I agree that this is indeed sad...
> * Increased errors by experienced programmers. Experienced
> programmers recover immediately, but still complain of what is seen
> as an unnecessary burden. The STL headers have been cited as
> specific examples of overly fine-grained headers.
...splitting existing headers does indeed cause some grief. That is
why headers should be atomic in the first place. Then there will be
no grief caused by change as is happening now with Boost.
I'd like to see references to articles/whatever that complain about
STL headers being overly fine-grained. Not that I would doubt such
would exist, because I can certainly imagine some people complaining
about the subject.
> * Difficulty teaching. Teachers apparently don't want to have to
> explain much of the details of headers until later in a
> programming course. Fine-grained headers get in the way of this.
Perhaps. I must admit that I fail to see the difficulty of teaching
how to use #include. It shouldn't take many minutes.

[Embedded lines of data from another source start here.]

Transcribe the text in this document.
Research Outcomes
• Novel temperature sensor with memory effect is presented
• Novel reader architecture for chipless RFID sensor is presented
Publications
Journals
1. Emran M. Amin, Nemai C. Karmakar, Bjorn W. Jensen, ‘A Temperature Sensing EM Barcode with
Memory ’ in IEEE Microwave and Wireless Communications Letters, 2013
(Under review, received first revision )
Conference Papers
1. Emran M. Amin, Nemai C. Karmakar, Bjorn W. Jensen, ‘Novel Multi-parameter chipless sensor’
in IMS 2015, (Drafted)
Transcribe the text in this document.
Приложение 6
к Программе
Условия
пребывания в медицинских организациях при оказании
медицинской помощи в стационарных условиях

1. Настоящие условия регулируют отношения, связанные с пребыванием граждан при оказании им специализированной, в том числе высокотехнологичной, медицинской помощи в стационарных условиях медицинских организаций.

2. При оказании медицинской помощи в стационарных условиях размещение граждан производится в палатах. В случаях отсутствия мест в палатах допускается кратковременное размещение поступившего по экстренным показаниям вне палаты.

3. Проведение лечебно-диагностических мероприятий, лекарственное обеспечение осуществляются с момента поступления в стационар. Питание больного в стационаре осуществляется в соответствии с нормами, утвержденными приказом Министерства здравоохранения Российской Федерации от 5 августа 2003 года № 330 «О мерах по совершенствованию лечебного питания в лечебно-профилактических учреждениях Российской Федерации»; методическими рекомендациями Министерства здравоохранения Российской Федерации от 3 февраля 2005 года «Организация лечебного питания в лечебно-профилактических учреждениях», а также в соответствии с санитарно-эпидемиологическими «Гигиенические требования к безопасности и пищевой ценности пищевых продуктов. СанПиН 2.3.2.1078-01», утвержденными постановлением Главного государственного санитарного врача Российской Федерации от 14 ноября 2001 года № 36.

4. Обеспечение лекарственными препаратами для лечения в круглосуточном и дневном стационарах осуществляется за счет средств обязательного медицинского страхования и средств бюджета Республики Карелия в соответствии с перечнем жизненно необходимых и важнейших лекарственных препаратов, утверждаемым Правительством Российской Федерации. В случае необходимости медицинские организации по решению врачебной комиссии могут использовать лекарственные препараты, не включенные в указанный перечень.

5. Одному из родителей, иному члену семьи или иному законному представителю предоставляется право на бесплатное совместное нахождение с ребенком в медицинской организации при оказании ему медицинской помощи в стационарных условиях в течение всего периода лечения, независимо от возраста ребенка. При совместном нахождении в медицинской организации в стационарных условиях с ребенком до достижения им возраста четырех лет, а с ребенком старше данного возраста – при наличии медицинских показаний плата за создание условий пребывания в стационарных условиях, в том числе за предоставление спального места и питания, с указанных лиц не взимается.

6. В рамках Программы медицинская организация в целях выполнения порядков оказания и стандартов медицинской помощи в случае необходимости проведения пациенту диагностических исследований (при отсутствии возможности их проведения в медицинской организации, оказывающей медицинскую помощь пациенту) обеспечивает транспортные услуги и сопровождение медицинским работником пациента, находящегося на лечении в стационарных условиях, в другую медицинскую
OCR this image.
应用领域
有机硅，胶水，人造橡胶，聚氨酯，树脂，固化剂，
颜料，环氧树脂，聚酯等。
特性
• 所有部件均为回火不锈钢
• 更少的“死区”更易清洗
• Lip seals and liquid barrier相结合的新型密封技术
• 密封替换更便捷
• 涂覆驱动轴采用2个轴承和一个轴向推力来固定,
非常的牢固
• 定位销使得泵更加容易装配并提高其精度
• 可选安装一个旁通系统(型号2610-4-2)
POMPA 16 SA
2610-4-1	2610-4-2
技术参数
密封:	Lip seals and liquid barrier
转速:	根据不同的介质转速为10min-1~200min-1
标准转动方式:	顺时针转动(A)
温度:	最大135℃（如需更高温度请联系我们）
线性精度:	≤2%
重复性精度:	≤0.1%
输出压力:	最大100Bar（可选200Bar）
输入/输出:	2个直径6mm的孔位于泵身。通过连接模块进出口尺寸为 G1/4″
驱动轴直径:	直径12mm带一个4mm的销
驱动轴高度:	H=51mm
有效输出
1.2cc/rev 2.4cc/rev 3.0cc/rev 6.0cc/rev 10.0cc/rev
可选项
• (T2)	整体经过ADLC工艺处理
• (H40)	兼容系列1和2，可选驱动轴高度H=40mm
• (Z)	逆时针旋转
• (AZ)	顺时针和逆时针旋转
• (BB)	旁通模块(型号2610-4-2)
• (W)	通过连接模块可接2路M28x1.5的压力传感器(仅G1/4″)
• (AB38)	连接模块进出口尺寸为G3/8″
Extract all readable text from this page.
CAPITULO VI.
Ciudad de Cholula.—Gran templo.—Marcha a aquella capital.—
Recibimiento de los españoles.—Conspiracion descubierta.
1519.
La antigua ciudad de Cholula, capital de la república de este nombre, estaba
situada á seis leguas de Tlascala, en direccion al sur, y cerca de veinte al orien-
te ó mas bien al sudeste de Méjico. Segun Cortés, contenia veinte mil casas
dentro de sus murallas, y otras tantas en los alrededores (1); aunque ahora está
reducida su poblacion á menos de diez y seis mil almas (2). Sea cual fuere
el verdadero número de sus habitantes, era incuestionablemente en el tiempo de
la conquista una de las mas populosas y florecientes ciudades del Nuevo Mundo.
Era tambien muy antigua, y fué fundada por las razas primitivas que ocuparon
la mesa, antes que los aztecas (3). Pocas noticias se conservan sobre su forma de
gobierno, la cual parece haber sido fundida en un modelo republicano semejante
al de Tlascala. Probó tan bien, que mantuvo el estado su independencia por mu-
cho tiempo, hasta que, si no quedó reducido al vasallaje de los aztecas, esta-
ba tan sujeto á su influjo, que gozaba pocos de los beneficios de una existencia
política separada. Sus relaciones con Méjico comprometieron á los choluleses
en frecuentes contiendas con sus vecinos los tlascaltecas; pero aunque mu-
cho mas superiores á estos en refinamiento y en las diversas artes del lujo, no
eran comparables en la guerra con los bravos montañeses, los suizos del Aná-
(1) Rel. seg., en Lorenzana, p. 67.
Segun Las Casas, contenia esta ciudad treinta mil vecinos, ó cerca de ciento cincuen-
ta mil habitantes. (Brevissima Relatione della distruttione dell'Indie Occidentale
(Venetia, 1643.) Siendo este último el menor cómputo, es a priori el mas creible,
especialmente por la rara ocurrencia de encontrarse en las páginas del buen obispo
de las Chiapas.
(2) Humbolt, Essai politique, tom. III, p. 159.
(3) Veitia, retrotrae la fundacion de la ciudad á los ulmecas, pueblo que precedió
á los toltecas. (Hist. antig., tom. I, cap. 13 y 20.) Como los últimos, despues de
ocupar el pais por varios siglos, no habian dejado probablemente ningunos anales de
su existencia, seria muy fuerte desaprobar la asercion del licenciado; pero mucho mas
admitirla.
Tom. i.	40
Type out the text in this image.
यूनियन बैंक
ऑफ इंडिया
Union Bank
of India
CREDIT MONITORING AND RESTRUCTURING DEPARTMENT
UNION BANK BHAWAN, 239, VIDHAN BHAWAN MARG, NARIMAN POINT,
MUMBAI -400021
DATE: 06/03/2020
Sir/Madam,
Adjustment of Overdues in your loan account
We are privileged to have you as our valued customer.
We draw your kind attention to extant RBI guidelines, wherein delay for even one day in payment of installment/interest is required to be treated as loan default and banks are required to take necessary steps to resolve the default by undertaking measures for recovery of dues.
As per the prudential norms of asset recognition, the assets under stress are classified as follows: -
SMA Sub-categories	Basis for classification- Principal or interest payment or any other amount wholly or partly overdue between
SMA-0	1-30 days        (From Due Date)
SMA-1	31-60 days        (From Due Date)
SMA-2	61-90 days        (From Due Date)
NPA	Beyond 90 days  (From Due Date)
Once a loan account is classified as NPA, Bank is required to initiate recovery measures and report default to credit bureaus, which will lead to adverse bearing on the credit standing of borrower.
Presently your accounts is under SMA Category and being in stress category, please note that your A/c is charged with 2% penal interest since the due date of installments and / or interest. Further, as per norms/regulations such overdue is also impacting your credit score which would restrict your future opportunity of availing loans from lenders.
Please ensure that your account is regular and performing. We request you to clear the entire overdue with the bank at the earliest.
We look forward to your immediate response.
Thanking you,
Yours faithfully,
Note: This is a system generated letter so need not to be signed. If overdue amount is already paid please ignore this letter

> * Intimidation factor. Potential users of a library can be scared
> off by a large number of headers. A potential Boost user decided
> against use because "Boost is for experts only - look at the number
> of headers."
What can I say, sad.
> * Header dependency metric. Header dependency is sometimes
> measured, with a high numbers of dependencies seen as bad
> practice. Harder to avoid with fine-grained headers. Very similar
> to intimidation factor.
Dependencies should not be measured in numbers of headers. It is a
useless metric.
Ideally dependencies should be measured in how long it takes for the
compiler to process the dependencies. Since lexing (and parsing)
typically consumes most of the time taken by the processing of
headers, an easy to compute, rather portable and usable metric is the
bytes of code metric.
> * Increased compile time. Depending on the performance
> characteristics of the platform (particularly, slow to open
> files), large numbers of small headers can take longer to compile
> that larger granularity headers.
It is most unfortunate that we don't have the necessary data to make
any real conclusions here.
My bet, which, I believe, is supported by John Lakos, is that the
incremental development of large software systems can be made
considerably more effective by using fine grained headers than
coarsely grained headers. What I'm ultimately getting at is that
modification of a single header should cause the recompilation of a
minimal number of translation units. This simply can not be achieved
by using coarsely grained headers.
I'd love to provide more arguments in favour of fine grained headers
here, but unfortunately I have to go to sleep now.